In IITB, scenario is different as “enthu” is the main thing that’s required. Anyone can work if one is interested. For tech teams, of course they expect you have the required skills if you join late, but the process is much less stringent. The orientation of each club were exciting events and the participation was purely voluntary.

Both institutes have clubs for most of the activities.

3.Ragging: Zero(rather negative) in IITB, dismal in Bits Pilani. Only during interactions when you visit seniors, you might be asked to give your intro and stuff but everything’s under control. In IITB if a senior is caught in a fresher hostel, he will face a hard time justifying that.
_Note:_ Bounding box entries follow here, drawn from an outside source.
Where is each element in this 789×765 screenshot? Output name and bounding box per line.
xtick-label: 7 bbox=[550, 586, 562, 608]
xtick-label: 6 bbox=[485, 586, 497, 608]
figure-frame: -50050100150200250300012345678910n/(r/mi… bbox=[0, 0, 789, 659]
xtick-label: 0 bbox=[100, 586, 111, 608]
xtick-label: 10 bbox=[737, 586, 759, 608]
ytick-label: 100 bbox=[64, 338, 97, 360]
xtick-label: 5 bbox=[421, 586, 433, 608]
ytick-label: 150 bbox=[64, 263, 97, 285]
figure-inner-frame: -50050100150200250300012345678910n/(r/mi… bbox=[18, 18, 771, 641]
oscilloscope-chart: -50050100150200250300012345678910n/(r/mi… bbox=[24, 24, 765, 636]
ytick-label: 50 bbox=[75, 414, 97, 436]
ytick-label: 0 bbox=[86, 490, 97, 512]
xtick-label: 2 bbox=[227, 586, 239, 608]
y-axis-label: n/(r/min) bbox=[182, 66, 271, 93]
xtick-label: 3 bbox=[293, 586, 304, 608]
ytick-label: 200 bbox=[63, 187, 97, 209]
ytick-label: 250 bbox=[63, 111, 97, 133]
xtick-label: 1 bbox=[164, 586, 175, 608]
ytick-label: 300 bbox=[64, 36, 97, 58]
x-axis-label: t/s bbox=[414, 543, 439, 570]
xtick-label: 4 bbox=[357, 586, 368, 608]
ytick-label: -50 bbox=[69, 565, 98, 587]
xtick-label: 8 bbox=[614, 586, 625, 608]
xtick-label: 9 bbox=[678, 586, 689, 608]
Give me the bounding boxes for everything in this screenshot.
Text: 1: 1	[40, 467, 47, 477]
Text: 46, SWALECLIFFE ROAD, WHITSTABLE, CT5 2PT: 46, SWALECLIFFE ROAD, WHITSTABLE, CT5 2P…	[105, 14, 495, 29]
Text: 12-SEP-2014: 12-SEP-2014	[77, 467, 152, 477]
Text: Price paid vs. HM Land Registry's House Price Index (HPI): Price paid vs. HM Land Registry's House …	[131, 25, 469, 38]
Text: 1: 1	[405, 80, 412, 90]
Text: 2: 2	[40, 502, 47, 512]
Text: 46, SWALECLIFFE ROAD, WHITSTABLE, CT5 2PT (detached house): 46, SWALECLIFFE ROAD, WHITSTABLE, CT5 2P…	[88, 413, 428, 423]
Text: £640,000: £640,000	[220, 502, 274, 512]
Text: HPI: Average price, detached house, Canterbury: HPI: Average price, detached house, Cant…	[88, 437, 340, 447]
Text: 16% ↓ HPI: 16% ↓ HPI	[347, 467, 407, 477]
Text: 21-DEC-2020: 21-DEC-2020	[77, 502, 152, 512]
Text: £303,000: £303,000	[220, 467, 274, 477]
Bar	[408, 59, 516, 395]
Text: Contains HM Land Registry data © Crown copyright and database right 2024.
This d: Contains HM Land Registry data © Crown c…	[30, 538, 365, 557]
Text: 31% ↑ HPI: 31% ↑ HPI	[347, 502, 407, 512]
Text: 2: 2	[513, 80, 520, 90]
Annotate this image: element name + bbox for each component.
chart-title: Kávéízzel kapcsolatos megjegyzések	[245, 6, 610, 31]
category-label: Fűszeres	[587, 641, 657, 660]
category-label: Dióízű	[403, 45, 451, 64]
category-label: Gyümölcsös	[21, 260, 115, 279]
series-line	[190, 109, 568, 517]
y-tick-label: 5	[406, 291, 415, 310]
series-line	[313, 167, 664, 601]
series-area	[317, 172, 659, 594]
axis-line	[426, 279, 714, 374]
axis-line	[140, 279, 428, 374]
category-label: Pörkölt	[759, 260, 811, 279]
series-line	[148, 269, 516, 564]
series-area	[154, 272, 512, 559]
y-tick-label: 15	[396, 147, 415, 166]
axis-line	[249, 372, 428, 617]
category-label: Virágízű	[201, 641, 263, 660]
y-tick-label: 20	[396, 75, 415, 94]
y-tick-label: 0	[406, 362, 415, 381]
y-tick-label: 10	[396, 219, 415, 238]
Besides that, there is an excellent system at IITB to provide a 4th year student as ISMP mentor to the freshers to assist them in all their difficulties and guide them.

4.Facilities:

  • Mess- Food quality is slightly better at IITB. IIT mess is somewhat better as it serves 4 times a day, provides more variety to food than Bits mess, has wifi, TV and is more spacious. However Bits compensates that by having a nice canteen in the mess itself and by organizing regional dinners called “Grubs”.
    • Library-Bits library is better hands down. Its much larger, aesthetically much more beautiful, calmer and has got an excellent environment and facilities to read and study. Obviously all sorts of books are available at both libraries, its just that the Bits library is better built and maintained. Plus its got a nice CCD machine.
    • Workshop-Mechanical Workshop in Bits was much better than at IITB with more shops and stricter first year course that focused heavily on the details of the processes involved. Plus the equipments were provided in the workshop itself and needn’t be bought,unlike at IITB.
    • Internet-
    • Net speed at Bits made me laugh and cry at the same time. Wifi speed is okayish while Lan speed is laughable. There were restrictions on many sites. The only relief were the software labs in NAB but that too was closed after midnight. One had to rely on mobile data outside hostels and DC++ to download stuff.
    • IITB on the other hand offers high Lan and wifi speed clocking around 100mbps and has got wifi in every building. There is no restriction of any kind, except torrents. So IITB has a lot better internet connectivity
  • Hospital-
  • Bits had a medical center that closed down in the evening(lol) and in cases of emergency you would have to call the warden who will in turn either come himself with his car, or send for an ambulance. Besides one cannot expect very good medical services in a small town like Pilani. The medical center was also not very up to the mark.
  • The IIT hospital is a very large one with 24 hour emergency service, very sincere ambulance service and highly skilled doctors. A medical file of each student is maintained and the medicines are supplied free/subsidized rates. One can find medical assistance for any trouble.
    • Infrastructure:
    • The Saraswati Temple,Rotunda, NAB area and FD5 are really well built and comfortable to spend time in. The Bits campus is small so reaching from one place to another usually take no longer than 15 minutes. However the SAC and GymG(sports ground) were small and very ordinary and there were not much scope to pursue a new skill/sport if you are a beginner. IITB on the other hand has a very good Lecture Hall Complex and excellent facilities at SAC, better roads in the campus, more comfortable classrooms and really nice auditoriums.